Updated on 1 August 2021, 07:11. Follow this link to see reply sent by Chris Mifsud.

I don’t know Chris Mifsud, who runs publicity house MPS.

Though I run a small media outlet – this website – I do not field directly booked advertising. I could do with the money, but not with the strings attached to it. The adverts you see on this website are placed directly by Google and by Taboola. I don’t get a say on what’s put on and the advertisers don’t get a say in what I do. The revenue from the whole thing amounts to around €300 a month so it is what it is.

I also turn down all requests for paid fluff pieces meant to look like original content but really promoting the interests of the hidden payer. With most people, I have little credibility as it is. The last thing I need is to retail what I have to bidders.

So since I don’t take bookings for advertising nor for paid-for “advertorials”, I never needed to be mates with publicists and advertising agents.

After I saw the correspondence between Yorgen Fenech and Chris Mifsud from the morning of 16 November 2018, I got curious about the person in that exchange I had never heard of.

Yorgen Fenech asked his advice about “picking a victim” for ruinous SLAPP suits giving him a short hit-list made up of David Casa, Times of Malta, Lovin Malta, and Manuel Delia, identifying me as “pretty much the easiest win”, “the ideal first case”, the candidate for a court order to pay the Tumas Group “an absurd figure”.

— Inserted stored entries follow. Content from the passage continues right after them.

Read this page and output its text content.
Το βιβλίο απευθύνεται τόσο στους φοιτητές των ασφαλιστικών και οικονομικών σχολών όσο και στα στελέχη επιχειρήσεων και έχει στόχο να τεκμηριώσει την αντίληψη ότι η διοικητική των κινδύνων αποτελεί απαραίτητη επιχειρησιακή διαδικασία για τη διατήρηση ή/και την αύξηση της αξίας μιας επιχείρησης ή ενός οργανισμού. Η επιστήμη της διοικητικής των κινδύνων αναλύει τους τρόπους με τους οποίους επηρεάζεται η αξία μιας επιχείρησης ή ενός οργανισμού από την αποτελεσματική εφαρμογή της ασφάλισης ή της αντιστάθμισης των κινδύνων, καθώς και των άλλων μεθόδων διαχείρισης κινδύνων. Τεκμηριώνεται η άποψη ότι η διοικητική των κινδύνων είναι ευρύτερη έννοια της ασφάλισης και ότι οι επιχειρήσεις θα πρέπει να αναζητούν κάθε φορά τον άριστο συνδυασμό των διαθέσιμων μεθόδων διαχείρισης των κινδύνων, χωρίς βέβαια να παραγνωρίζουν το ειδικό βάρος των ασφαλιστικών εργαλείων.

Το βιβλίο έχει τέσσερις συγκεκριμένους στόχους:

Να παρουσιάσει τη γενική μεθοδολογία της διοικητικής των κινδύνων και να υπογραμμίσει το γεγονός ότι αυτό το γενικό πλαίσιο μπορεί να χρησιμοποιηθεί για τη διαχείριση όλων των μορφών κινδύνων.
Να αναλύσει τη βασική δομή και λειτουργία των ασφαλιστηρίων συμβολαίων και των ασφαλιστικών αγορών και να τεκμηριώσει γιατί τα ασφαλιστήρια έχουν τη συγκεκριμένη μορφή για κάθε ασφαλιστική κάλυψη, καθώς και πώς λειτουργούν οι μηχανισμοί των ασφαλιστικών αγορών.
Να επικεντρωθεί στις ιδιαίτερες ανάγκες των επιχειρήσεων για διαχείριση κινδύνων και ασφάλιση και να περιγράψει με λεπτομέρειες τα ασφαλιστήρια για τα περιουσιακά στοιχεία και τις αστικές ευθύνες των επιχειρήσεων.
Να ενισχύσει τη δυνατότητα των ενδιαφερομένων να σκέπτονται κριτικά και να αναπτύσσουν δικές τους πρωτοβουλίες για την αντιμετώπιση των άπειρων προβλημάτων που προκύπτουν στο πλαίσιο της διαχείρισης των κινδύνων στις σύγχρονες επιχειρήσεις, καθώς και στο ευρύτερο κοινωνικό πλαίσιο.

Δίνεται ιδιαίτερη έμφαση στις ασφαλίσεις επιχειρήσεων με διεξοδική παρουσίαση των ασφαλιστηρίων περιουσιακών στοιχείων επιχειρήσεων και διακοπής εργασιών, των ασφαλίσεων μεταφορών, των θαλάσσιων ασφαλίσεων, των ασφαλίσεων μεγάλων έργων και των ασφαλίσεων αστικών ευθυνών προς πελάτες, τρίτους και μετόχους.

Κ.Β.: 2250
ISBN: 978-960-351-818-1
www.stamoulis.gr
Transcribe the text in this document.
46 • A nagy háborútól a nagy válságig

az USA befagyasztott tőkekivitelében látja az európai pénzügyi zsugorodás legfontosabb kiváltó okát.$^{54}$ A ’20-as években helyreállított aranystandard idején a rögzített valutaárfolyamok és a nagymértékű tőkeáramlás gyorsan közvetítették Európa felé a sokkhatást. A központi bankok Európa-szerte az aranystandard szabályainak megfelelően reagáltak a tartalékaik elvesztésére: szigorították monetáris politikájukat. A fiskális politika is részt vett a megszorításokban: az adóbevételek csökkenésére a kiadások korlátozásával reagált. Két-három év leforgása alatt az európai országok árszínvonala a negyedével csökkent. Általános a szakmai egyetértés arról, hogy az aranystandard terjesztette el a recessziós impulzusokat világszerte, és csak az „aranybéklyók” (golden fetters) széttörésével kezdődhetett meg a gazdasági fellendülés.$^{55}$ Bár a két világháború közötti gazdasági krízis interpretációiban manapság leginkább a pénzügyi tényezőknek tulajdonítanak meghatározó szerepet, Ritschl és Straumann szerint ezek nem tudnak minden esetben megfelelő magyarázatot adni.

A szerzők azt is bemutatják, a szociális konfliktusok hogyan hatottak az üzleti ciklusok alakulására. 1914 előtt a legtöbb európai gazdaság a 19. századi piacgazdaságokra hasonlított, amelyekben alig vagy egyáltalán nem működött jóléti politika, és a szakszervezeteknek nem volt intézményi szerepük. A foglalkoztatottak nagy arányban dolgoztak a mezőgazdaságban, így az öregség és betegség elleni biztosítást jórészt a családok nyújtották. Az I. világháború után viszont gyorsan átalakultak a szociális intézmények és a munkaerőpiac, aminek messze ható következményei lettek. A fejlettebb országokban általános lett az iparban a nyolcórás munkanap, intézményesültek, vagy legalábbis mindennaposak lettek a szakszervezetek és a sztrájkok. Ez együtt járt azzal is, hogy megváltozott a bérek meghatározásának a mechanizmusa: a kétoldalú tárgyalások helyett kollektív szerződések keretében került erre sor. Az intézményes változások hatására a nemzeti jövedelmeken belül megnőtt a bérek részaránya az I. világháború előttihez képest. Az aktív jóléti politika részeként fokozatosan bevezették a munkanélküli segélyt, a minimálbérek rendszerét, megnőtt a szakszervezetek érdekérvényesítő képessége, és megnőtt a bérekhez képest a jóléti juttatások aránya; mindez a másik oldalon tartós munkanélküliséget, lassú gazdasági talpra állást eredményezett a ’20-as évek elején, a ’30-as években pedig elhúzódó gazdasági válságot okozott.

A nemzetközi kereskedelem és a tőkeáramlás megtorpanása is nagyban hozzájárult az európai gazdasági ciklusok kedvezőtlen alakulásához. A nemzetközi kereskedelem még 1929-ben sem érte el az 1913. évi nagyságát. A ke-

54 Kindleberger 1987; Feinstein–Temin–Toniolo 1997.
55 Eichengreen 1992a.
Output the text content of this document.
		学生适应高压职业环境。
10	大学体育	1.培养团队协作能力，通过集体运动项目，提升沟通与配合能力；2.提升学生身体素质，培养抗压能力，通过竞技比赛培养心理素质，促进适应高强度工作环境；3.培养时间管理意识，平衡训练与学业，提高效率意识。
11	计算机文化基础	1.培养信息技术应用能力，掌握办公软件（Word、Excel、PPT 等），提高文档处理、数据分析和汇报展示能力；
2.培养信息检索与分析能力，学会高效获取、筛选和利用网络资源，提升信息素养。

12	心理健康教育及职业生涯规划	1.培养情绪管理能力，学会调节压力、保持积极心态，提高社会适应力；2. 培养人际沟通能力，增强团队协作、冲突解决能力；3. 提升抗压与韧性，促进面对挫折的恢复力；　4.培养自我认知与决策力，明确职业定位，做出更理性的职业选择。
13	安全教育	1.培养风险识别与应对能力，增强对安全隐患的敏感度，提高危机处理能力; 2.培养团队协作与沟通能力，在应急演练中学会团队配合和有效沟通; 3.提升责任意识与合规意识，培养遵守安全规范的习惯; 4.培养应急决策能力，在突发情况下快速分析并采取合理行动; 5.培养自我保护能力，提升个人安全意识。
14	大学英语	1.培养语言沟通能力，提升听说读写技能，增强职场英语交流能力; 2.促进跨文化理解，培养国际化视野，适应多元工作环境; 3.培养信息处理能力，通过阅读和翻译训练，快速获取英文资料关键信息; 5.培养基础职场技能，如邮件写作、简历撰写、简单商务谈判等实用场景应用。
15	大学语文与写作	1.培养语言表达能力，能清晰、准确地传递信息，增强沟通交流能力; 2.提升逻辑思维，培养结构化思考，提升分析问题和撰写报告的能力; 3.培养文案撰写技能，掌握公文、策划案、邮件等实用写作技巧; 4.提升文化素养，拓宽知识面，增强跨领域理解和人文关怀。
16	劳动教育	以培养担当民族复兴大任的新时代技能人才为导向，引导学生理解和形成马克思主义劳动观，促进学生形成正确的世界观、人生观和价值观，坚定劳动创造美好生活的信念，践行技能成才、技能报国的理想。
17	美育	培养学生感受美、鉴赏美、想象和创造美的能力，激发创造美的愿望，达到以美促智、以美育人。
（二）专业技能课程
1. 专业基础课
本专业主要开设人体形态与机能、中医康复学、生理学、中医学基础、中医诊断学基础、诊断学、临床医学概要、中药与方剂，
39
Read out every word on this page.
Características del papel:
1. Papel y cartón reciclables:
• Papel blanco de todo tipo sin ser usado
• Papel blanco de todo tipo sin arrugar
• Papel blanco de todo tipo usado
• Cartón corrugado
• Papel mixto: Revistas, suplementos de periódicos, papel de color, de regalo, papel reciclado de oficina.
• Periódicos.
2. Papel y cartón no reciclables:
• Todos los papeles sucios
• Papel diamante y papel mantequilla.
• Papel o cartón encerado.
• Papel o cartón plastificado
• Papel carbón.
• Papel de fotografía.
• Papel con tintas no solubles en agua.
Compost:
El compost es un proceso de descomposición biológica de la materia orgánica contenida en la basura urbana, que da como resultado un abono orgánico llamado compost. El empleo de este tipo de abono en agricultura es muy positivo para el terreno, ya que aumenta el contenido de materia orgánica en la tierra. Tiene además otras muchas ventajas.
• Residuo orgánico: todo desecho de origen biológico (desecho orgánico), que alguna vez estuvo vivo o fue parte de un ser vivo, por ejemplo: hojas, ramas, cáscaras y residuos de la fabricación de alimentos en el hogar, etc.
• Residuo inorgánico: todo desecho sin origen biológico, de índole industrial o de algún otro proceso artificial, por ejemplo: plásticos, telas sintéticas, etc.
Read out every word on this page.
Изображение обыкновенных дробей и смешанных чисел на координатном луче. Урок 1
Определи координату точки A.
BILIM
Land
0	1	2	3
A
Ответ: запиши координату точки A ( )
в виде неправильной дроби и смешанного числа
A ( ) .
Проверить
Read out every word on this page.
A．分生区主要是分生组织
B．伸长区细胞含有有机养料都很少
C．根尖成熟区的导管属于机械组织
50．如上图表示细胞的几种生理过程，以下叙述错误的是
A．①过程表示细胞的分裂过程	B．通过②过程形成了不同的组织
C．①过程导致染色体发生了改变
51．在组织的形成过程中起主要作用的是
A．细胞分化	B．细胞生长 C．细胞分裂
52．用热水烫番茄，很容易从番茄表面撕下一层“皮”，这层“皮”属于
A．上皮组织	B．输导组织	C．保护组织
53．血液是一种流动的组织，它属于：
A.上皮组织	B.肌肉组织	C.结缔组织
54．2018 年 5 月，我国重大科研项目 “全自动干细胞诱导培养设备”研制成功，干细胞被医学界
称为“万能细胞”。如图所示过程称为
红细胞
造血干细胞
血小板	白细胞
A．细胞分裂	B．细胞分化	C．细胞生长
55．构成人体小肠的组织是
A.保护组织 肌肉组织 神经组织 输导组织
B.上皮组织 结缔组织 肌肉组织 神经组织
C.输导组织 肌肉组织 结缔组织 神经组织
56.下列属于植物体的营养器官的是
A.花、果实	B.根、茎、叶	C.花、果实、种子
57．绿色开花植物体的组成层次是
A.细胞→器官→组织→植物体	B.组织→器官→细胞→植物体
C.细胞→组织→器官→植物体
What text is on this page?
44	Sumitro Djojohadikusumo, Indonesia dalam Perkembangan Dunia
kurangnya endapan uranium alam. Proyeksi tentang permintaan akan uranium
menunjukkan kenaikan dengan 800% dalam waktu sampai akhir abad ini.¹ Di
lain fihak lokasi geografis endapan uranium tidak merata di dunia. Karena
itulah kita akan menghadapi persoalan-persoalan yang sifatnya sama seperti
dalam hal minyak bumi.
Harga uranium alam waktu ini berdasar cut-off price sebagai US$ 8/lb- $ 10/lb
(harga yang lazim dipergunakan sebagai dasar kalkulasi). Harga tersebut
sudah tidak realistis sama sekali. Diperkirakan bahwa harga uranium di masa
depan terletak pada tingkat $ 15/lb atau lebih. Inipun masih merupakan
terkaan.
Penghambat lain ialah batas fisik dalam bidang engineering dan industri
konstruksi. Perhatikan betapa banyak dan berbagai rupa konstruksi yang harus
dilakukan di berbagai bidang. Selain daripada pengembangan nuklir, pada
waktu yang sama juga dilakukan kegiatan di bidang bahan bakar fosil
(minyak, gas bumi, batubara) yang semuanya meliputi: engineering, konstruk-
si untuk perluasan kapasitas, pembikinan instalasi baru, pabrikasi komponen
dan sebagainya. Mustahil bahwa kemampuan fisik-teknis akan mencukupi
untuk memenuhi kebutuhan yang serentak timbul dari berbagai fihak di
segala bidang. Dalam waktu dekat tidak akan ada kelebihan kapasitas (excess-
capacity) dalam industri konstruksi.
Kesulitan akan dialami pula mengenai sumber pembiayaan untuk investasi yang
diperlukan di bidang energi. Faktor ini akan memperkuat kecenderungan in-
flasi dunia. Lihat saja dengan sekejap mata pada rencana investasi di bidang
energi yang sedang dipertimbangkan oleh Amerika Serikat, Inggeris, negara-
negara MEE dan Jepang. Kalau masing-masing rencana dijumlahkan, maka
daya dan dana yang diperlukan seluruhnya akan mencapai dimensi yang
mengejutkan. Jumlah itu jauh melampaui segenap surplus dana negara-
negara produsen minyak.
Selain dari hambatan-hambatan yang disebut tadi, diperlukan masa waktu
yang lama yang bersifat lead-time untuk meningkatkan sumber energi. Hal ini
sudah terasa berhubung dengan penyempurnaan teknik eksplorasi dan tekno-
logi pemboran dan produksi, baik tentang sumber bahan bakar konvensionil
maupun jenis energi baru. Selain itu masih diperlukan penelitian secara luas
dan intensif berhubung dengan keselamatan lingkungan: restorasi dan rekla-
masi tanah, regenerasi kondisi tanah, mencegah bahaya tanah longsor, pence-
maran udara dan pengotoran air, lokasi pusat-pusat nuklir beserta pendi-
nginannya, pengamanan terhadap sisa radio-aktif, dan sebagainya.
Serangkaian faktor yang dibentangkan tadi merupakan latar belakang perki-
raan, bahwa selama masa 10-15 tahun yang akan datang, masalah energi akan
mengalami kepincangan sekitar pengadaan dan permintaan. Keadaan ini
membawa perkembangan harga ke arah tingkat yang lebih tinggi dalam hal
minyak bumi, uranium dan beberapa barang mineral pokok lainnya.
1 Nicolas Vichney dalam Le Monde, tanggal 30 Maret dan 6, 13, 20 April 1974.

Chris Mifsud, who charges Yorgen Fenech for his advice at some sort of hourly rate or cushy retainer, did not tell Yorgen Fenech (by then outed as the owner of 17 Black and therefore everybody’s favourite suspect in the murder of another journalist) that ruining journalists with SLAPP suits was – how shall I put this? – not that nice.

I looked around to see who this Chris Mifsud was and what he stood for apart from the journalism-bashing sprees of his clients, and found this video he did just over a year ago for a Times of Malta campaign looking for the public’s donations “to support independent media”.

“Independent journalism is there to inform us, challenge us, and provide stability for our democracy,” Chris Mifsud tells no one in particular. Thank you, Sir. Nice of you to have my back.